The bottled water taste specifications and methods of treatment
Bottled water’s taste and quality vary among and even within brands. The taste and quality of both bottled water and tap water depend on the source and quality of the water, including its natural mineral content and how the water is treated. Naturally, drinking water contain limited amount of contaminants. The presence of contaminants does not necessarily indicate that the water poses a health risk. For example, minerals such as magnesium and calcium give water a distinctive flavor, and are essential to the body. At high levels, contaminants like pesticides or microbes from human wastes, cause adverse effects or illness.
Most of our customers prefer bottled water because of its taste. The taste of all water depends on the way it is treated and the quality of its source, including its natural mineral content. Most of our bottled water comes from a ground water source, where water quality varies less from day to day, or is treated and immediately bottled. Most bottled water comes from a ground water source. Groundwater is less vulnerable to contamination.

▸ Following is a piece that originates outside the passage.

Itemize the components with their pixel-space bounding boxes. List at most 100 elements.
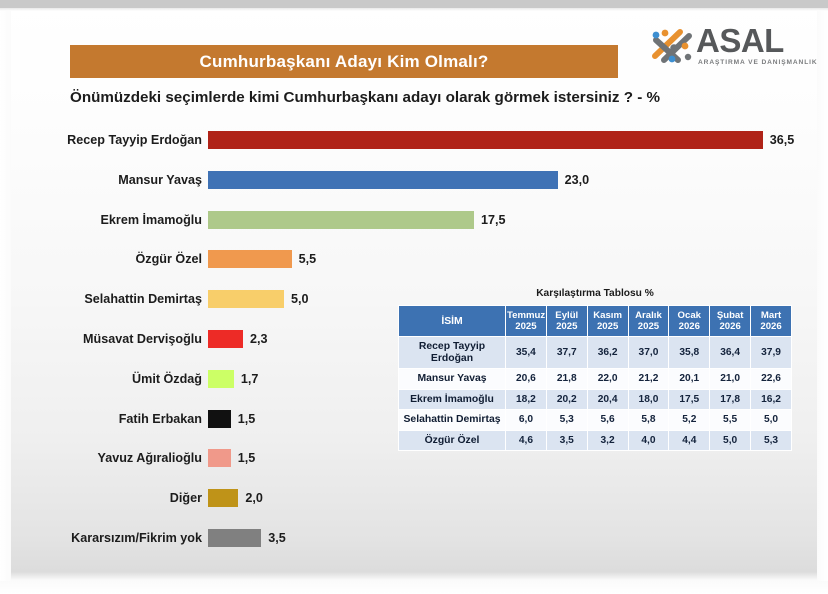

Our bottled water is treated using ozone and other technologies such as ultraviolet light or chlorine dioxide. Ozone is preferred by bottlers, though it is more expensive than chlorine, it does not leave a taste and because bottlers do not need to worry about maintaining disinfectant in water sealed in a container. Bottled water that comes from surface water sources are subjected to treatments such as filtration and disinfection, before it is bottled.